Intervistato da Liana Milella – della quale non mi è mai capitato di cogliere un sorriso sul volto, e che di solito interroga come un pubblico ministero l’interlocutore, sino a procurarsene qualche volta reazioni di fastidio – il professore Fiandaca ha detto che “ora non è il momento” di un intervento legislativo sul concorso esterno in associazione mafiosa perché “troppo forte la contrapposizione politica, anche se si tratta da sempre di un intervento necessario”.
Piuttosto che “aggravare la nevrosi politico-istituzionale determinata dal conflitto tra politica e giustizia è meglio che sia la Cassazione – ha detto il giurista – a cercare di migliorare per via giudiziaria la tipizzazione del concorso”. Non ho mai sentito formulare così chiaramente una richiesta alla politica di rinunciare alla propria sovranità per lasciare ai magistrati la sostanziale formulazione delle leggi. È qualcosa che assomiglia alla resa della politica alla giustizia avvenuta ai tempi di Tangentopoli, o “Mani pulite”, con la rinuncia del Parlamento alle autorizzazioni a procedere contro i suoi esponenti richieste dall’originario articolo 68 della Costituzione.
Bel colpo, ripeto, per un giornale come Repubblica, ma bruttissimo per quanti giustamente aspirano a riequilibrare i rapporti fra politica e magistratura “bruscamente cambiati” fra il 1992 e il 1993, secondo una famosa e per niente entusiastica osservazione di Giorgio Napolitano nel 2010 al Quirinale.

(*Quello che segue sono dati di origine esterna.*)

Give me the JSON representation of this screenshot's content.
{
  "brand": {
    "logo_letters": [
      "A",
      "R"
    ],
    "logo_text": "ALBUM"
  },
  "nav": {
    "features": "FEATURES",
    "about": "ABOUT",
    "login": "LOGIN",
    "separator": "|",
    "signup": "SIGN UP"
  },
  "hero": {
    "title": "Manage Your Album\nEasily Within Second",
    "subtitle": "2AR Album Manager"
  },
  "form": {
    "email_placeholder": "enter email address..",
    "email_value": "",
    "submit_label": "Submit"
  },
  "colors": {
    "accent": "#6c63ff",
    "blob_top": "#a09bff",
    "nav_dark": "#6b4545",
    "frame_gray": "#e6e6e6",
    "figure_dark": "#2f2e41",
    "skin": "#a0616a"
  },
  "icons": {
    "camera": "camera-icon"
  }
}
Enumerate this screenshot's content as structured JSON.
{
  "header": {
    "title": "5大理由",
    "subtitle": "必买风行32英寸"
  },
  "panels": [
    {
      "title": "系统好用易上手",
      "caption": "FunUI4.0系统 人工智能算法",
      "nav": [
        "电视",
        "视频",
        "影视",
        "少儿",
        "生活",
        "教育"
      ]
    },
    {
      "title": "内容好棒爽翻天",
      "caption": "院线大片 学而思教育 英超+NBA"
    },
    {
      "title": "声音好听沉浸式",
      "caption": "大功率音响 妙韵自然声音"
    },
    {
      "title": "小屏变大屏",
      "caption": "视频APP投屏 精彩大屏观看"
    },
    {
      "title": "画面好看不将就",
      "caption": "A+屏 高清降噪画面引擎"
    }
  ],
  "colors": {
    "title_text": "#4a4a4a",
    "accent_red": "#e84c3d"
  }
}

Meno clamoroso per il livello dell’intervento, senza volere offendere l’interessata, ma pur sempre significativo è l’invito rivolto sulla Stampa di ieri, in prima pagina, a Giorgia Meloni dall’ex direttrice del Secolo d’Italia Flavia Perina a liberarsi del fantasma, ormai, di Silvio Berlusconi per affrontare i problemi della giustizia in una chiave praticamente più consona alle posizioni originarie, per niente garantiste, della sua parte politica. E ciò specie a pochi giorni dalla celebrazione del 31° anniversario della strage di via D’Amelio, a Palermo, dove fu ucciso il magistrato Paolo Borsellino. La cui fine scosse tanto la pur quindicenne Meloni da farle venire la voglia o la vocazione politica.